Dr. Andrew Onderdonk, a top lab safety specialist at Harvard University, said he believes that internal measures at the school and its related hospitals already mirror many of the provisions in the proposed city rules.

“Safety is very important and I take it seriously, so anything the city does that helps us to do our job better, I’m all in favor of,” said Onderdonk, chairman of the Committee on Microbiologic Safety at Harvard and its affiliated hospitals.

Onderdonk said the rules are “a good incentive for institutions that don’t have a strong biosafety program in place to do that.”

A Rutgers University chemistry professor, long critical of what he called a lack of government oversight of researchers working with the most dangerous class of germs, hailed the Boston proposal.
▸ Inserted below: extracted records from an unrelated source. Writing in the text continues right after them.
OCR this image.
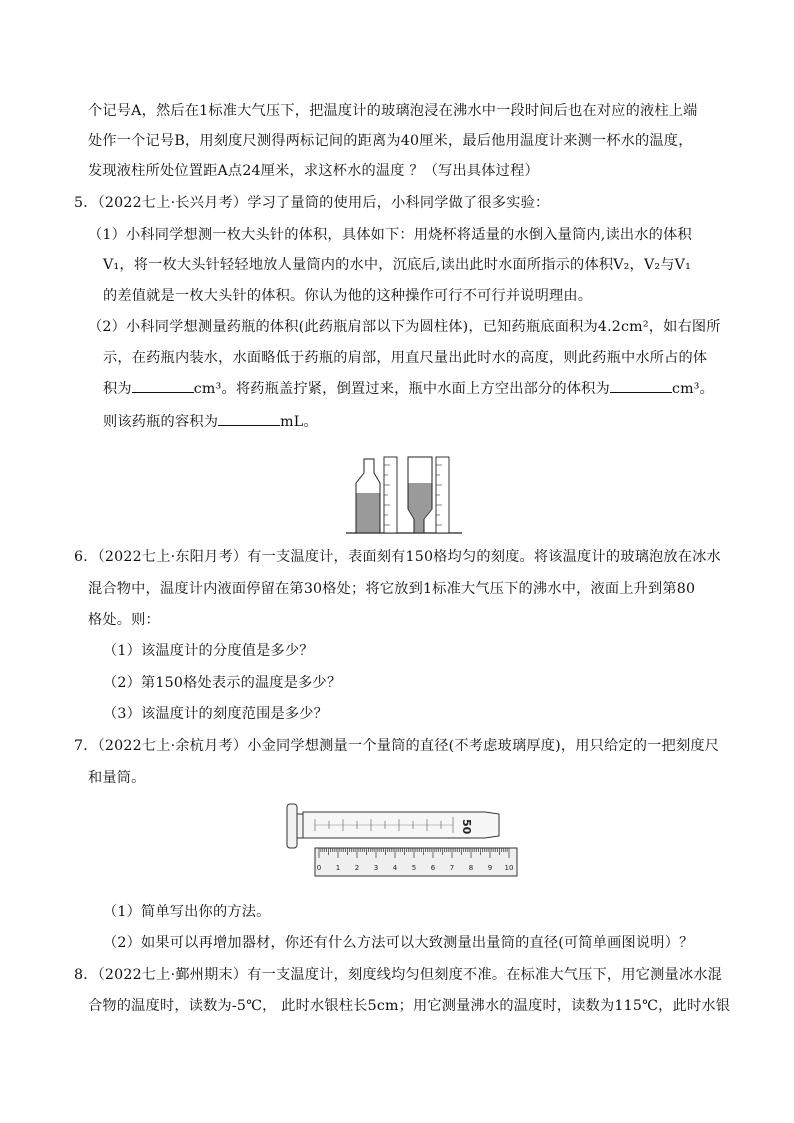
个记号A，然后在1标准大气压下，把温度计的玻璃泡浸在沸水中一段时间后也在对应的液柱上端
处作一个记号B，用刻度尺测得两标记间的距离为40厘米，最后他用温度计来测一杯水的温度，
发现液柱所处位置距A点24厘米，求这杯水的温度 ？（写出具体过程）
5．（2022七上·长兴月考）学习了量筒的使用后，小科同学做了很多实验：
（1）小科同学想测一枚大头针的体积，具体如下：用烧杯将适量的水倒入量筒内,读出水的体积
V₁，将一枚大头针轻轻地放人量筒内的水中，沉底后,读出此时水面所指示的体积V₂，V₂与V₁
的差值就是一枚大头针的体积。你认为他的这种操作可行不可行并说明理由。
（2）小科同学想测量药瓶的体积(此药瓶肩部以下为圆柱体)，已知药瓶底面积为4.2cm²，如右图所
示，在药瓶内装水，水面略低于药瓶的肩部，用直尺量出此时水的高度，则此药瓶中水所占的体
积为	cm³。将药瓶盖拧紧，倒置过来，瓶中水面上方空出部分的体积为	cm³。
则该药瓶的容积为	mL。
6．（2022七上·东阳月考）有一支温度计，表面刻有150格均匀的刻度。将该温度计的玻璃泡放在冰水
混合物中，温度计内液面停留在第30格处；将它放到1标准大气压下的沸水中，液面上升到第80
格处。则：
（1）该温度计的分度值是多少？
（2）第150格处表示的温度是多少？
（3）该温度计的刻度范围是多少？
7．（2022七上·余杭月考）小金同学想测量一个量筒的直径(不考虑玻璃厚度)，用只给定的一把刻度尺
和量筒。
50
0 1 2 3 4 5 6 7 8 9 10
（1）简单写出你的方法。
（2）如果可以再增加器材，你还有什么方法可以大致测量出量筒的直径(可简单画图说明）？
8．（2022七上·鄞州期末）有一支温度计，刻度线均匀但刻度不准。在标准大气压下，用它测量冰水混
合物的温度时，读数为-5℃， 此时水银柱长5cm；用它测量沸水的温度时，读数为115℃，此时水银
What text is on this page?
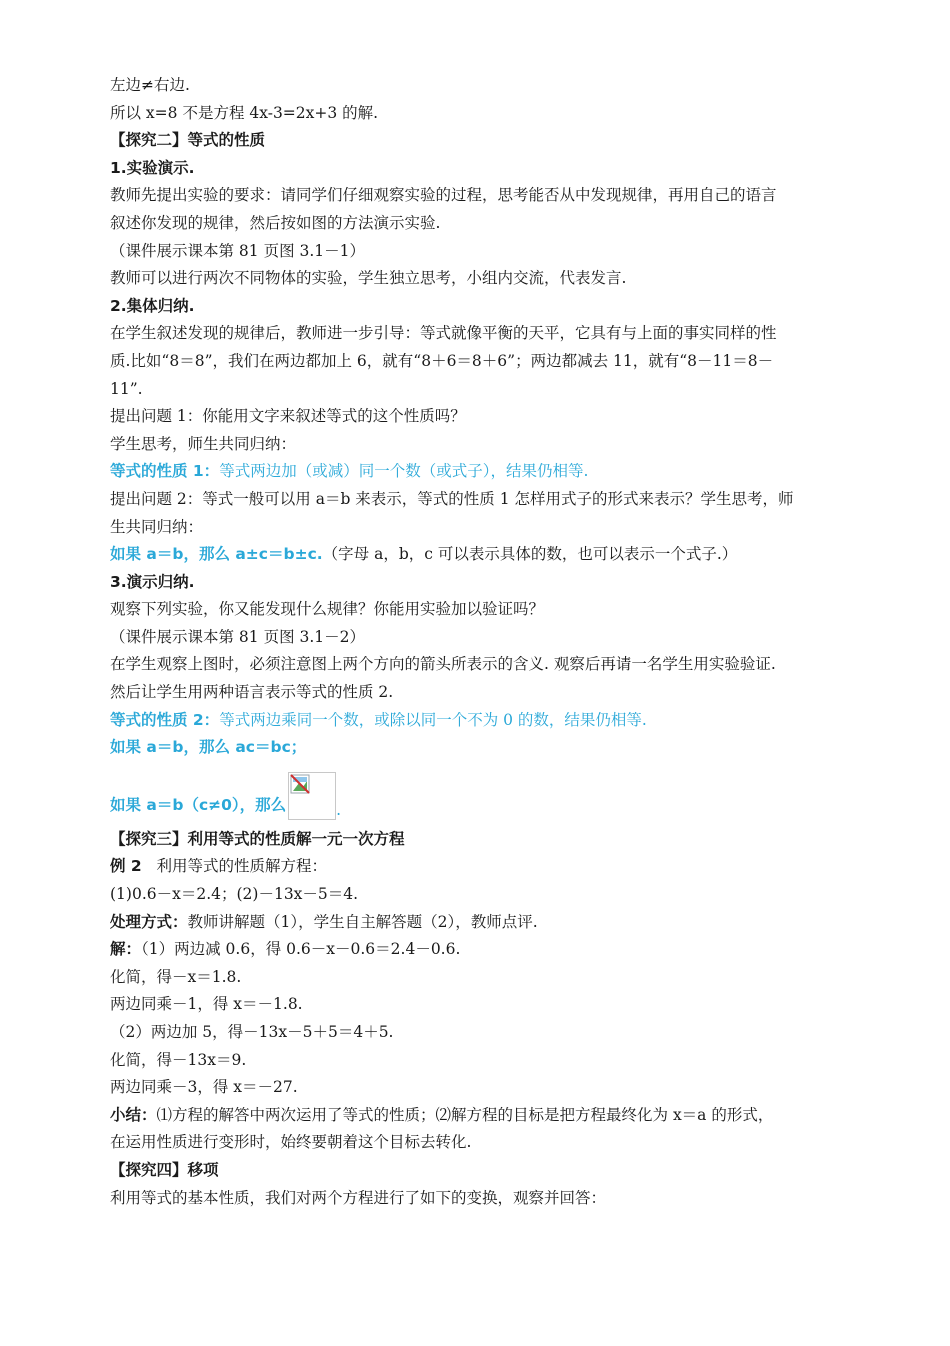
左边≠右边.
所以 x=8 不是方程 4x-3=2x+3 的解.
【探究二】等式的性质
1.实验演示.
教师先提出实验的要求：请同学们仔细观察实验的过程，思考能否从中发现规律，再用自己的语言
叙述你发现的规律，然后按如图的方法演示实验.
（课件展示课本第 81 页图 3.1－1）
教师可以进行两次不同物体的实验，学生独立思考，小组内交流，代表发言.
2.集体归纳.
在学生叙述发现的规律后，教师进一步引导：等式就像平衡的天平，它具有与上面的事实同样的性
质.比如“8＝8”，我们在两边都加上 6，就有“8＋6＝8＋6”；两边都减去 11，就有“8－11＝8－
11”.
提出问题 1：你能用文字来叙述等式的这个性质吗？
学生思考，师生共同归纳：
等式的性质 1：等式两边加（或减）同一个数（或式子），结果仍相等.
提出问题 2：等式一般可以用 a＝b 来表示，等式的性质 1 怎样用式子的形式来表示？学生思考，师
生共同归纳：
如果 a＝b，那么 a±c＝b±c.（字母 a，b，c 可以表示具体的数，也可以表示一个式子.）
3.演示归纳.
观察下列实验，你又能发现什么规律？你能用实验加以验证吗？
（课件展示课本第 81 页图 3.1－2）
在学生观察上图时，必须注意图上两个方向的箭头所表示的含义. 观察后再请一名学生用实验验证.
然后让学生用两种语言表示等式的性质 2.
等式的性质 2：等式两边乘同一个数，或除以同一个不为 0 的数，结果仍相等.
如果 a＝b，那么 ac＝bc；
如果 a＝b（c≠0），那么	.
【探究三】利用等式的性质解一元一次方程
例 2 利用等式的性质解方程：
(1)0.6－x＝2.4；(2)－13x－5＝4.
处理方式：教师讲解题（1），学生自主解答题（2），教师点评.
解：（1）两边减 0.6，得 0.6－x－0.6＝2.4－0.6.
化简，得－x＝1.8.
两边同乘－1，得 x＝－1.8.
（2）两边加 5，得－13x－5＋5＝4＋5.
化简，得－13x＝9.
两边同乘－3，得 x＝－27.
小结：⑴方程的解答中两次运用了等式的性质；⑵解方程的目标是把方程最终化为 x＝a 的形式，
在运用性质进行变形时，始终要朝着这个目标去转化.
【探究四】移项
利用等式的基本性质，我们对两个方程进行了如下的变换，观察并回答：
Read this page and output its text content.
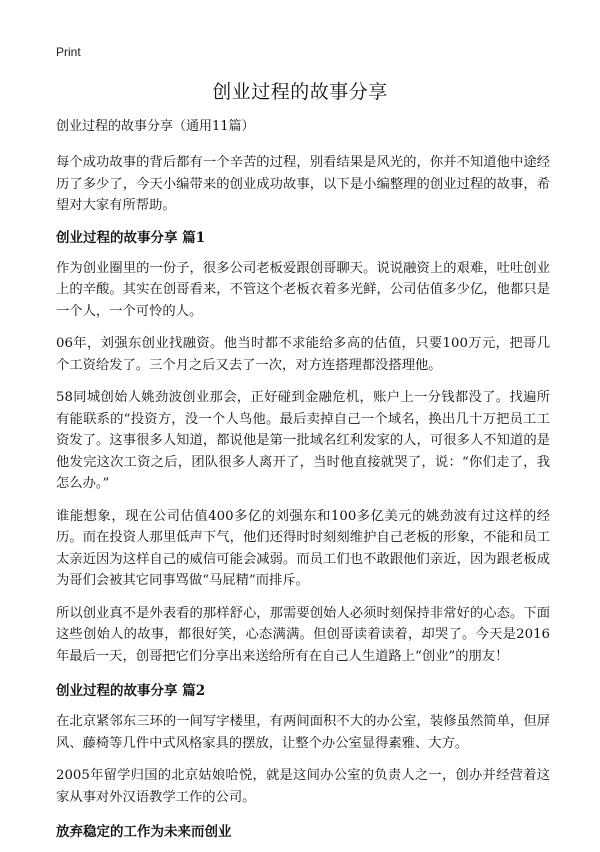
Print
创业过程的故事分享
创业过程的故事分享（通用11篇）

每个成功故事的背后都有一个辛苦的过程，别看结果是风光的，你并不知道他中途经历了多少了，今天小编带来的创业成功故事，以下是小编整理的创业过程的故事，希望对大家有所帮助。

创业过程的故事分享 篇1

作为创业圈里的一份子，很多公司老板爱跟创哥聊天。说说融资上的艰难，吐吐创业上的辛酸。其实在创哥看来，不管这个老板衣着多光鲜，公司估值多少亿，他都只是一个人，一个可怜的人。

06年，刘强东创业找融资。他当时都不求能给多高的估值，只要100万元，把哥几个工资给发了。三个月之后又去了一次，对方连搭理都没搭理他。

58同城创始人姚劲波创业那会，正好碰到金融危机，账户上一分钱都没了。找遍所有能联系的“投资方，没一个人鸟他。最后卖掉自己一个域名，换出几十万把员工工资发了。这事很多人知道，都说他是第一批域名红利发家的人，可很多人不知道的是他发完这次工资之后，团队很多人离开了，当时他直接就哭了，说：“你们走了，我怎么办。”

谁能想象，现在公司估值400多亿的刘强东和100多亿美元的姚劲波有过这样的经历。而在投资人那里低声下气，他们还得时时刻刻维护自己老板的形象，不能和员工太亲近因为这样自己的威信可能会减弱。而员工们也不敢跟他们亲近，因为跟老板成为哥们会被其它同事骂做“马屁精”而排斥。

所以创业真不是外表看的那样舒心，那需要创始人必须时刻保持非常好的心态。下面这些创始人的故事，都很好笑，心态满满。但创哥读着读着，却哭了。今天是2016年最后一天，创哥把它们分享出来送给所有在自己人生道路上“创业”的朋友！

创业过程的故事分享 篇2

在北京紧邻东三环的一间写字楼里，有两间面积不大的办公室，装修虽然简单，但屏风、藤椅等几件中式风格家具的摆放，让整个办公室显得素雅、大方。

2005年留学归国的北京姑娘哈悦，就是这间办公室的负责人之一，创办并经营着这家从事对外汉语教学工作的公司。

放弃稳定的工作为未来而创业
Richard Ebright, lab director of a microbiology institute at Rutgers in New Jersey, said the federal government should exercise greater control over labs handling especially potent pathogens. Now, there is no ongoing oversight of such research by federal agencies.

“These matters should be addressed at the federal level, but they’re not,” Ebright said. “Therefore it’s necessary for state and local governments to take matters into their own hands.”